Karena itu, Sri menilai Sumatera Utara layak menjadi daerah prioritas.
“Kita punya populasi ternak besar dan peternak yang aktif. Pabrik pakan akan mengurangi ketergantungan dan mendorong produktivitas. Ini penting sekali bagi Sumut,” tegasnya.
Kondusivitas Usaha: Jangan Ada Lagi Sweeping yang Bikin Peternak Resah
Selain harga pakan, Sri menyoroti masalah kondusivitas usaha. Ia menyebut bahwa sebagian peternak masih menghadapi gangguan berupa inspeksi mendadak atau ‘sweeping’ oleh oknum aparat dengan dalih perizinan.
“Peternak harus dijamin keamanan dan kenyamanannya.
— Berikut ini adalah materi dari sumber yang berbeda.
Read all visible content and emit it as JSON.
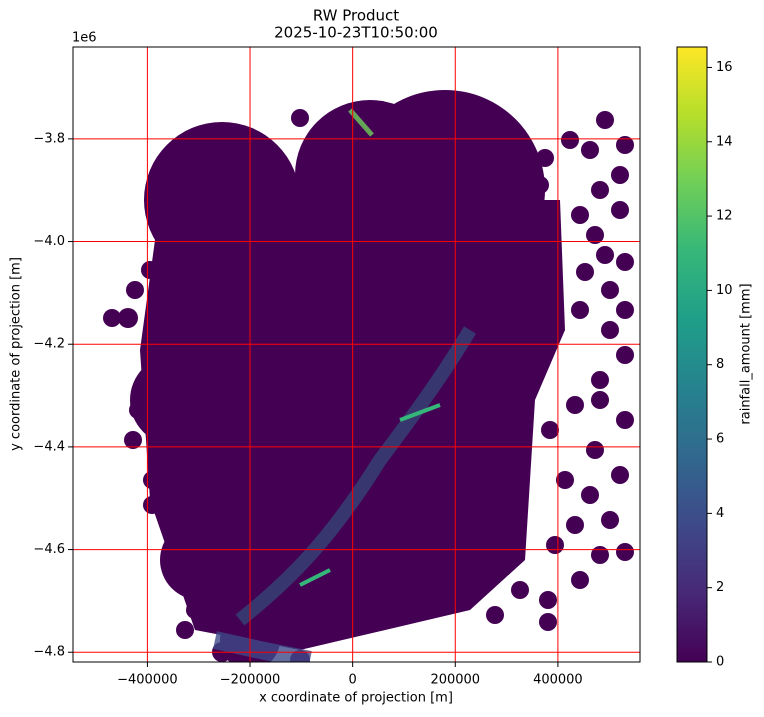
{
  "chart_data": {
    "type": "image",
    "title": "RW Product",
    "subtitle": "2025-10-23T10:50:00",
    "x_label": "x coordinate of projection [m]",
    "y_label": "y coordinate of projection [m]",
    "y_offset_label": "1e6",
    "xlim": [
      -545000,
      560000
    ],
    "xticks": [
      {
        "value": -400000,
        "label": "−400000"
      },
      {
        "value": -200000,
        "label": "−200000"
      },
      0,
      {
        "value": 200000,
        "label": "200000"
      },
      {
        "value": 400000,
        "label": "400000"
      }
    ],
    "ylim": [
      -4819000,
      -3621000
    ],
    "yticks": [
      {
        "value": -4800000,
        "label": "−4.8"
      },
      {
        "value": -4600000,
        "label": "−4.6"
      },
      {
        "value": -4400000,
        "label": "−4.4"
      },
      {
        "value": -4200000,
        "label": "−4.2"
      },
      {
        "value": -4000000,
        "label": "−4.0"
      },
      {
        "value": -3800000,
        "label": "−3.8"
      }
    ],
    "grid": true,
    "grid_color": "#ff0000",
    "colorbar": {
      "label": "rainfall_amount [mm]",
      "clim": [
        0,
        16.55
      ],
      "ticks": [
        0,
        2,
        4,
        6,
        8,
        10,
        12,
        14,
        16
      ],
      "colormap": [
        "#440154",
        "#482878",
        "#3e4989",
        "#31688e",
        "#26828e",
        "#1f9e89",
        "#35b779",
        "#6ece58",
        "#b5de2b",
        "#fde725"
      ]
    }
  }
}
Jangan ada lagi sweeping yang membuat pelaku usaha resah,” ujarnya.
Ketua Forda UKM Sergai, Darmadi, menambahkan bahwa pabrik pakan di Sumut akan membuka lebih banyak pilihan bagi peternak.
“Jangan hanya bergantung pada satu atau dua produsen saja. Kalau banyak pilihan, daya saing peternak meningkat,” katanya.
Harapan Baru untuk Ketahanan Pangan Sumut
Model ekosistem peternakan terintegrasi yang dicanangkan pemerintah—mulai dari pabrik pakan, DOC, vaksin, hingga penyerapan hasil produksi oleh BUMN—diproyeksikan memberi kepastian harga dan pasar bagi peternak kecil.
Bagi peternak seperti Seng Guan, kehadiran pabrik pakan di Sumut mungkin bisa menghapus kegelisahan yang selama ini menghantui.
“Kalau harga pakan bisa stabil, kami bisa lebih tenang. Yang penting kami bisa terus memproduksi,” ucapnya.
Forda UKM berharap pemerintah benar-benar menjadikan Sumut sebagai salah satu lokasi prioritas, demi memperkuat ketahanan pangan berbasis protein hewani dan menjaga keberlangsungan jutaan keluarga peternak di daerah ini.